Conhecida por seus quadrinhos e charges, Laerte Coutinho também está chamando atenção pela decisão de passar a vestir roupas consideradas femininas. Diante disto, tendo muito o que falar sobre diversidade e identidades sexuais, ela (como prefere ser tratada) participou de um debate na Faculdade de Economia, Administração e Contabilidade (FEA) da USP no dia 27 de setembro e respondeu a questões sobre política, humor e seu processo pessoal de transição.
Laerte foi chamada à FEA pelo Centro Acadêmico Visconde de Cairu (CAVC) para debater questões relativas ao gênero humano, mas falou muito de política, já que, segundo ela, “quando a gente fala de sexo, a gente também está falando de poder e de relações de produção”. Assim, completa que quando pessoas propõem mudanças de comportamentos e vivências na área da sexualidade, contribuem para revolucionar a organização geral da sociedade. Diferentes comportamentos sexuais existem e são reconhecidos desde a antiguidade, mas, segundo ela, o que mudou nos dias de hoje é o traço de cidadania que a diversidade vem adquirindo. A ilustradora explica que esta pluralidade que pode levar à mudança não está apenas no contexto sexual, mas também envolve todas as possibilidades de etnias, classes e idades, por exemplo.
O viés político é abordado logo que o debate foi aberto para as perguntas, quando Laerte é questionada sobre seu posicionamento quanto às medidas do presidente russo Vladimir Putin, que restringem propagandas a favor dos direitos dos homossexuais e a adoção de crianças por eles. Putin, ao fazer estas determinações, “não está reprimindo só a população gay”, segundo ela, já que impede toda a população de seu país de ter acesso a um debate. Isto pode ser equiparado com o que fazem lideranças políticas brasileiras que usam do discurso religioso para disseminar o ódio às diferenças também nas instâncias de poder, querendo legislar a partir da crença de um grupo, mesmo em um Estado laico.
Os dois lados de uma piada
Para a cartunista, o humor pode ser ferramenta para manutenção de preconceitos já disseminados na sociedade, mas também introduzir inquietações e transgressões na população, podendo promover a mudança. Um humorista está “sempre de alguma forma negociando com as ideias pré-concebidas na sua plateia. Se eles são submissos a esse corpo de ideias da plateia, eles vão ter fatalmente um recorte conservador na sua piada, e é muito comum isso”. É importante, então, saber de qual lado da piada você está. Laerte conta que esta diferença está descrita no documentário O Riso dos Outros, de Pedro Arantes, do qual ela mesma participou.

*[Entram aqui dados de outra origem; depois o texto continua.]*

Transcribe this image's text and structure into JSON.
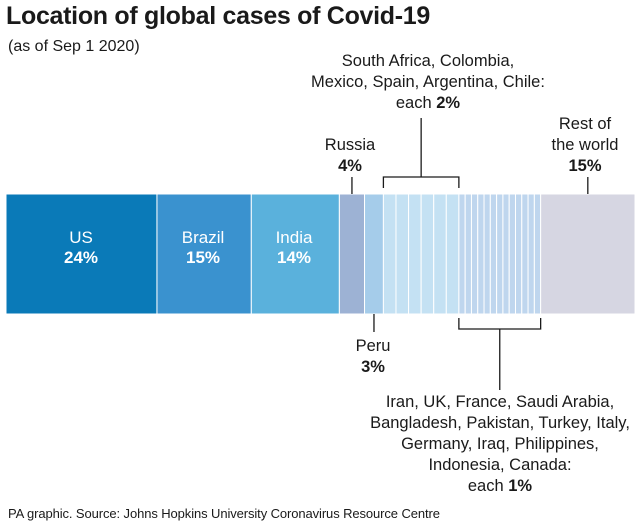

No debate, Laerte conta sobre como descobriu que se sente melhor caracterizada como uma mulher. O processo se iniciou quando produziu a tirinha em que seu personagem Hugo (acima) se travestia. Por isso, foi contactada por um membro de um grupo de crossdressers, que se reúne para vivenciar a experiência de usar roupas consideradas do sexo oposto. Laerte, em 2009, aceitou o pedido e passou a praticar o crossdressing. Ao longo do tempo, foi rompendo barreiras e incorporando a prática ao o seu dia a dia: “Não vi mais sentido em ficar me escondendo. Comecei a ir à padaria com uma sainha, a princípio discretamente”, explica. “Quando me perguntam ‘você está vestida como mulher?’ não, não estou vestida como mulher. Ou eu sou uma mulher ou estou vestida de acordo com o que me sinto”, completa.